Weak eye muscles can heal once they are treated such as through surgery, patching, medications and even eye exercises.
Sometimes weak eye muscles can be cured completely if treated soon enough.
Eye exercises can help to strengthen eye muscles and improve your eye coordination.
Covering your stronger eye with a patch will force your weaker eye to work harder and strengthen it and in some cases eye drops or Botox injects can also help to realign your eyes.
And surgery can also be used to correct eye muscle imbalances by tightening, loosening or even repositioning the eye muscles.
And vision therapy can also help the eye muscles heal, which involves a series of exercises and activities that are designed to improve your eye coordination and focus.
The symptoms of weak eye muscles are double vision, blurred vision, droopy eyelids, eye strain, headaches, light sensitivity, difficulty in concentrating, feeling like you cannot keep your eyes open, and other symptoms such as watery eyes, pain between your eyes and forehead and burning eyes can also occur.
When your eye muscles are weak you may see two of one image, which may be horizontal or vertical and have difficulty in focusing and maintaining clear vision, especially for close up tasks and one or both of your eyelids may droop down and your eyes may be sore, tired, burn or be itchy and you may have pain in your forehead, temples around your eyes and you may have increased sensitivity to light and problems with reading, learning and other tasks that require focus.
A sensation of eye fatigue can also occur with weak eye muscles.
Weak eye muscles are caused by several different things which include eye strain, muscle disorders and even nerve damage.
Other things that can cause weak eye muscles are stroke, thyroid eye disease, and even myasthenia gravis which can all affect the muscles that are responsible for eye movement.
Even prolonged use of computer screens, tablets, and phones that you look at can lead to eye muscle weakness.
Weak eye muscles can also occur if the nerves which transmit signals to your eye muscles become damaged, like in the cases of brain tumors, head injury or stroke.
Myasthenia Gravis can also lead to weak eye muscles which is an autoimmune disorder which causes your body to attack the nerve muscle junction that leads to muscle weakness which includes the eye muscles.
Ophthalmoplegia is also another condition that can cause weak eye muscles and is the paralysis or weakness of the eye muscles and can stem or result from various different neurological causes.
Muscle disorders that can cause weak eye muscles are myotonic dystophy, Graves Disease "Thyroid Eye Disease", Kearns Sayre Syndrome, Oculopharyngeal Muscular Dystrophy and Strabismus which is eye misalignment also known as Amblyopia or Lazy eye.
Myotonic Dystrophy is a condition that is inherited and causes progressive muscle weakness that can affect your eye muscles.

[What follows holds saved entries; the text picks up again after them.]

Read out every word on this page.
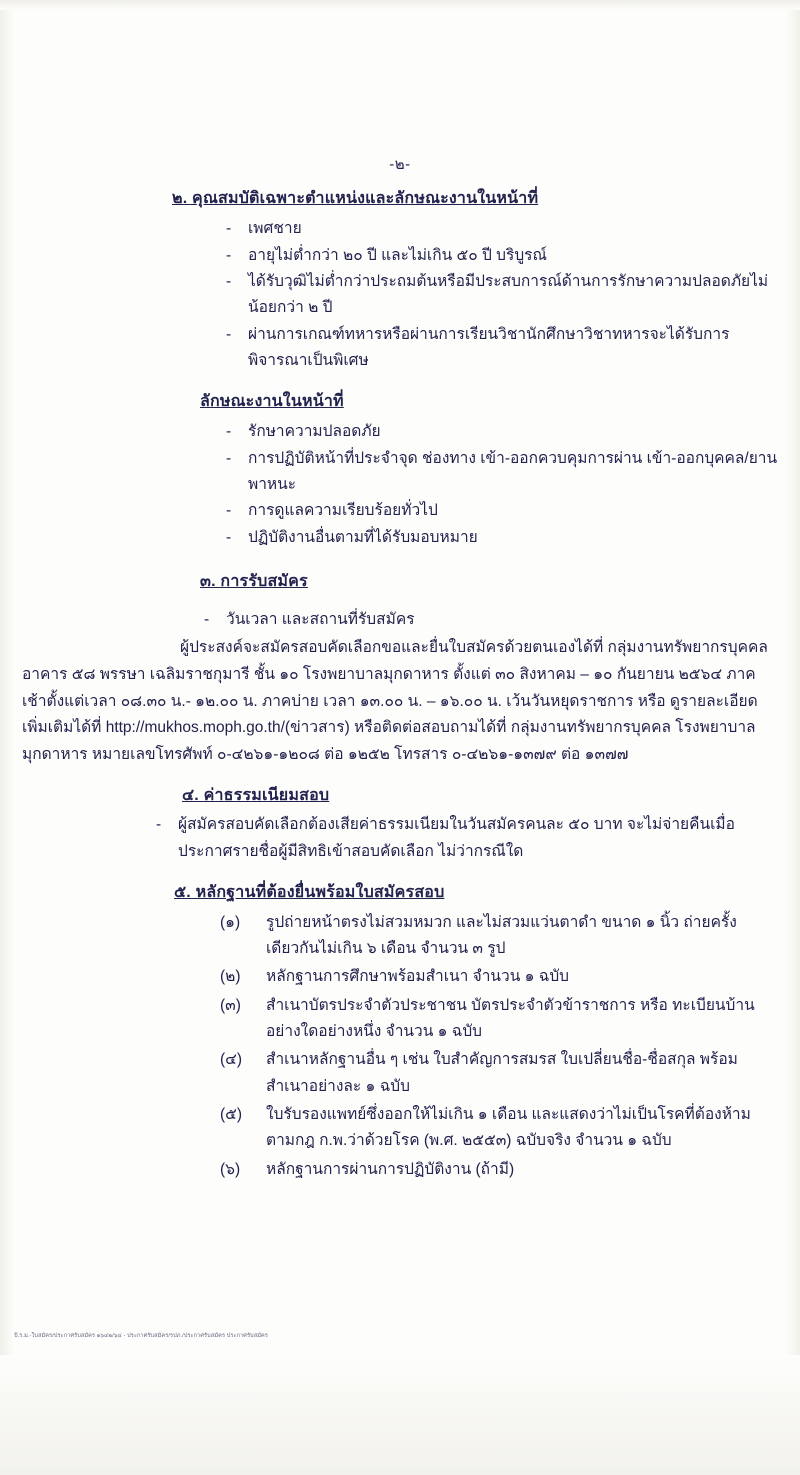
-๒-
๒. คุณสมบัติเฉพาะตำแหน่งและลักษณะงานในหน้าที่
- เพศชาย
- อายุไม่ต่ำกว่า ๒๐ ปี และไม่เกิน ๕๐ ปี บริบูรณ์
- ได้รับวุฒิไม่ต่ำกว่าประถมต้นหรือมีประสบการณ์ด้านการรักษาความปลอดภัยไม่น้อยกว่า ๒ ปี
- ผ่านการเกณฑ์ทหารหรือผ่านการเรียนวิชานักศึกษาวิชาทหารจะได้รับการพิจารณาเป็นพิเศษ
ลักษณะงานในหน้าที่
- รักษาความปลอดภัย
- การปฏิบัติหน้าที่ประจำจุด ช่องทาง เข้า-ออกควบคุมการผ่าน เข้า-ออกบุคคล/ยานพาหนะ
- การดูแลความเรียบร้อยทั่วไป
- ปฏิบัติงานอื่นตามที่ได้รับมอบหมาย
๓. การรับสมัคร
- วันเวลา และสถานที่รับสมัคร
ผู้ประสงค์จะสมัครสอบคัดเลือกขอและยื่นใบสมัครด้วยตนเองได้ที่ กลุ่มงานทรัพยากรบุคคล อาคาร ๕๘ พรรษา เฉลิมราชกุมารี ชั้น ๑๐ โรงพยาบาลมุกดาหาร ตั้งแต่ ๓๐ สิงหาคม – ๑๐ กันยายน ๒๕๖๔ ภาคเช้าตั้งแต่เวลา ๐๘.๓๐ น.- ๑๒.๐๐ น. ภาคบ่าย เวลา ๑๓.๐๐ น. – ๑๖.๐๐ น. เว้นวันหยุดราชการ หรือ ดูรายละเอียดเพิ่มเติมได้ที่ http://mukhos.moph.go.th/(ข่าวสาร) หรือติดต่อสอบถามได้ที่ กลุ่มงานทรัพยากรบุคคล โรงพยาบาลมุกดาหาร หมายเลขโทรศัพท์ ๐-๔๒๖๑-๑๒๐๘ ต่อ ๑๒๕๒ โทรสาร ๐-๔๒๖๑-๑๓๗๙ ต่อ ๑๓๗๗
๔. ค่าธรรมเนียมสอบ
- ผู้สมัครสอบคัดเลือกต้องเสียค่าธรรมเนียมในวันสมัครคนละ ๕๐ บาท จะไม่จ่ายคืนเมื่อประกาศรายชื่อผู้มีสิทธิเข้าสอบคัดเลือก ไม่ว่ากรณีใด
๕. หลักฐานที่ต้องยื่นพร้อมใบสมัครสอบ
(๑)	รูปถ่ายหน้าตรงไม่สวมหมวก และไม่สวมแว่นตาดำ ขนาด ๑ นิ้ว ถ่ายครั้งเดียวกันไม่เกิน ๖ เดือน จำนวน ๓ รูป
(๒)	หลักฐานการศึกษาพร้อมสำเนา จำนวน ๑ ฉบับ
(๓)	สำเนาบัตรประจำตัวประชาชน บัตรประจำตัวข้าราชการ หรือ ทะเบียนบ้านอย่างใดอย่างหนึ่ง จำนวน ๑ ฉบับ
(๔)	สำเนาหลักฐานอื่น ๆ เช่น ใบสำคัญการสมรส ใบเปลี่ยนชื่อ-ชื่อสกุล พร้อมสำเนาอย่างละ ๑ ฉบับ
(๕)	ใบรับรองแพทย์ซึ่งออกให้ไม่เกิน ๑ เดือน และแสดงว่าไม่เป็นโรคที่ต้องห้ามตามกฎ ก.พ.ว่าด้วยโรค (พ.ศ. ๒๕๕๓) ฉบับจริง จำนวน ๑ ฉบับ
(๖)	หลักฐานการผ่านการปฏิบัติงาน (ถ้ามี)
ป้.ร.ม.-ใบสมัคร/ประกาศรับสมัคร ๑๖๔๒/๖๔ - ประกาศรับสมัคร/รปภ./ประกาศรับสมัคร ประกาศรับสมัคร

Graves Disease or thyroid eye disease is an autoimmune condition in which the thyroid gland becomes overactive and the immune system then attacks your eye muscles and causes weakness and other eye problems.
Kearns Sayre Syndrome can also cause weak eye muscles and is a mitochondrial disorder which can affect your eye muscles and cause progressive weakness or paralysis.
Oculopharyngeal Muscular Dystrophy or OPMD is a condition that can cause weakness in the eye muscles and throat muscles.
And Strabismus or Lazy eye is a condition that can result from abnormal visual development or experience early in life and affect the communication between your eyes and your brain.
The muscles that are affected by eye strain is primarily your ciliary muscles which are responsible for focusing your eyes and your extraocular muscles that control your eye movement.
When you focus too long with your eyes such as when reading or working on a computer it can cause the extraocular muscles and ciliary muscles to fatigue and cause eye strain symptoms.
Eye strain occurs when the muscles which focus your eyes become tired.
The ciliary muscles change the shape of the lens in the eye and the can also bend the lens in different ways so that you are able to focus on near or far objects.
When you use these muscles for long periods of time it can lead to eye strain.
The ciliary muscles help you see by enabling the eyes to focus on objects at different distances.
Your ciliary muscles control the shape of the eyes lens and allow it to change from a flatter shape for distant vision and then to a rounder shape for near vision which is a process called accommodation that is essential for you to have clear vision at varying distances.
The ciliary muscles are smooth muscles which surround the lens and when they contract, they then relax the zonular fibers "ligaments which hold the lens in place", which allows the lens to become more rounded and conversely when they relax, the zonular fibers become taut and flatten the lens.
If the ciliary muscles are weakened it causes difficulty in focusing on objects at various distances and most specifically at near distances.
When the ciliary muscles are weakened it can result in presbyopia as well as the age related loss of accommodation ability and require corrective lenses to see things clearly at a close range.
If the ciliary muscles do not work properly then you may experience blurry vision, and most particularly blurry vision at near distances.
And if the ciliary muscles don't work properly you can also have difficulty in focusing on objects that are close up which is often associated with presbyopia, which is a condition that affects your eye's ability to accommodate or change shape and to focus on near objects.